The federal government asked the Ninth Circuit Court of Appeals to review U.S. Magistrate Laurel Beeler’s ruling in favor of a WeChat users group, which contended that the ban violates free-speech protections.

President Trump ordered the ban, saying WeChat poses a national-security risk because data gathered on the app could be shared with China’s authoritarian government.

But Judge Beeler, who serves on the U.S. District Court in San Francisco,  said the government hadn’t provided enough evidence about its national-security concerns to warrant an immediate U.S. ban on the app, which is owned by Chinese tech giant Tencent Holdings Ltd.

The appeal filed by Justice Department lawyers Friday didn’t lay out their grounds for overturning the ruling.

But in the days since the ruling, they filed with the court additional details about their national-security concerns about the Chinese government’s potential collection of data on American users of the app and asked Judge Beeler to reconsider her earlier ruling after reviewing the new details.

In that Sept. 24 reconsideration request, Justice Department lawyers offered Judge Beeler new documents they say back up national-security concerns, including two U.S. reports that they say detail the Chinese government’s espionage operations against the U.S., its influence over companies such as Tencent and a Chinese legal requirement that private companies play a role in gathering intelligence and surveillance.

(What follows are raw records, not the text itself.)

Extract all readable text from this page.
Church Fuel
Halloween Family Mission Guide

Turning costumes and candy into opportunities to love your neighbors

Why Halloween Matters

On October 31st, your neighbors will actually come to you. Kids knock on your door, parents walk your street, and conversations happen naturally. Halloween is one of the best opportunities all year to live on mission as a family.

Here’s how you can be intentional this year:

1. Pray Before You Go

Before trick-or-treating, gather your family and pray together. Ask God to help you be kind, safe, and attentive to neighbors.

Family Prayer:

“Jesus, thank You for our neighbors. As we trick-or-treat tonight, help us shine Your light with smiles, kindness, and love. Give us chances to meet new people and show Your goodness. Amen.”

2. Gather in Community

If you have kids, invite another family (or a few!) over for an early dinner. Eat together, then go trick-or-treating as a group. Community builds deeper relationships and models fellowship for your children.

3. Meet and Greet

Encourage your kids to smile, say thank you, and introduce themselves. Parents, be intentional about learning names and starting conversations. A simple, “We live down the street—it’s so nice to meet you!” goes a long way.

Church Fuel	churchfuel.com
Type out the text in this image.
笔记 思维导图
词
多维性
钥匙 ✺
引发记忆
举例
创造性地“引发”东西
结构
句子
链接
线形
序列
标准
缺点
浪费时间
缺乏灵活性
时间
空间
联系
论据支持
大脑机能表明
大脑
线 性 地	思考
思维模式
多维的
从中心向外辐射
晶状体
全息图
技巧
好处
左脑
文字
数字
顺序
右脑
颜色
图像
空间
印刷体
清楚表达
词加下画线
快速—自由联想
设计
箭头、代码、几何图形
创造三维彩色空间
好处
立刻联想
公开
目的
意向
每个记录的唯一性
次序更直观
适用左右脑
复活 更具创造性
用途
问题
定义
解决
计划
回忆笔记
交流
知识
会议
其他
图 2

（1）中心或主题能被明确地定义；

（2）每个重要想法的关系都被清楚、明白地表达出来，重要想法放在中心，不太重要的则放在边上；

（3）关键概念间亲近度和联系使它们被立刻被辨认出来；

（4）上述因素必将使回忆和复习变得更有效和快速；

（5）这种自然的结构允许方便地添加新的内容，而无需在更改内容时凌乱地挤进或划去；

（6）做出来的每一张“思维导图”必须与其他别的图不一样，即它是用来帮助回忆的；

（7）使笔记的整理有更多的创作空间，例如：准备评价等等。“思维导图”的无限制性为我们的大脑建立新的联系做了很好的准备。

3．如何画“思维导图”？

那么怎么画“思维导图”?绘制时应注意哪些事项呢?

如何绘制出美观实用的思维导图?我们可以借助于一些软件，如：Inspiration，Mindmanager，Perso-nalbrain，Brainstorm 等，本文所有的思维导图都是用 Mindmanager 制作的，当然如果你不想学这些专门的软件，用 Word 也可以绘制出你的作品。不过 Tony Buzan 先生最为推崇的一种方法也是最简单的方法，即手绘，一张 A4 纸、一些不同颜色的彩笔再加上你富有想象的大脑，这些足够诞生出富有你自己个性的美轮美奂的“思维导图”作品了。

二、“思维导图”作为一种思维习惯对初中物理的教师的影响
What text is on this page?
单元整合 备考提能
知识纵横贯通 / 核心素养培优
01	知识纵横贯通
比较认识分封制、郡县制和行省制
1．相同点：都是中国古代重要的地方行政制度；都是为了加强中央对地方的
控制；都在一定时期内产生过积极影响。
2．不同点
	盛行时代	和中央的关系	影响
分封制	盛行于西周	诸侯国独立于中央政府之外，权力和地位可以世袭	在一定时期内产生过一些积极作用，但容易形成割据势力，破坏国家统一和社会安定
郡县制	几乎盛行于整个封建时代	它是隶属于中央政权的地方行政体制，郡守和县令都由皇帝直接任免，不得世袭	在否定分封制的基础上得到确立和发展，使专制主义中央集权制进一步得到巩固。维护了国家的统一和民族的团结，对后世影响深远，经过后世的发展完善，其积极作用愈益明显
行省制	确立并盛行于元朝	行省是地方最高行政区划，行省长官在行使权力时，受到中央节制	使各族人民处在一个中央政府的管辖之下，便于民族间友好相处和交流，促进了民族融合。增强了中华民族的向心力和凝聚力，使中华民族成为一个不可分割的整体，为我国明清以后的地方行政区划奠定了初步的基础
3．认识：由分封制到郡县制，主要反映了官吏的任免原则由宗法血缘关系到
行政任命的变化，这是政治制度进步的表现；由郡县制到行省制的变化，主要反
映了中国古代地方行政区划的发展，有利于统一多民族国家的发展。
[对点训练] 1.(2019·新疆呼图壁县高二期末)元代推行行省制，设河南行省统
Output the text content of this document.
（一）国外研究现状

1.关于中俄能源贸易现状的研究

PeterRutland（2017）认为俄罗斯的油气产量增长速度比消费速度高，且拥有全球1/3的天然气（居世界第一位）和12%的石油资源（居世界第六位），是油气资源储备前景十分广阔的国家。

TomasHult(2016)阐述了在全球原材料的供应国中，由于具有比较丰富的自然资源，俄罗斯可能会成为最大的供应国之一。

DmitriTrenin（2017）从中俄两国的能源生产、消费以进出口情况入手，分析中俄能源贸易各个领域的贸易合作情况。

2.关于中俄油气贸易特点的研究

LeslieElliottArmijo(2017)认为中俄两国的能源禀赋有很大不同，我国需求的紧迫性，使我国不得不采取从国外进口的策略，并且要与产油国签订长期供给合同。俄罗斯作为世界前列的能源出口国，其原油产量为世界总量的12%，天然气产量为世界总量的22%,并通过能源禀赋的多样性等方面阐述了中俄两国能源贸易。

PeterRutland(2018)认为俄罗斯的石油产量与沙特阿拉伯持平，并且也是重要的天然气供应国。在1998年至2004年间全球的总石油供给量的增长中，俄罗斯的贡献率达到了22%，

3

Tencent has said it disagrees with the federal government’s security concerns, saying it “incorporates the highest standards of user privacy and data security.”

Judge Beeler set an Oct. 15 hearing to go over that reconsideration request, which is separate from the appeal filed Friday.

Her ruling was one of two recent court decisions that have stalled the Trump administration’s effort to crack down on Chinese-owned apps over security and privacy concerns.

On Sept. 27, a federal judge in Washington, D.C., put a hold on proposed restrictions on popular video-sharing app TikTok, which is owned by China’s ByteDance Ltd. but would become a U.S.-based company under a proposed deal with Oracle Corp. and Walmart Inc. 

The TikTok deal, which would institute data-security safeguards for TikTok users, is now being reviewed by U.S. national-security officials.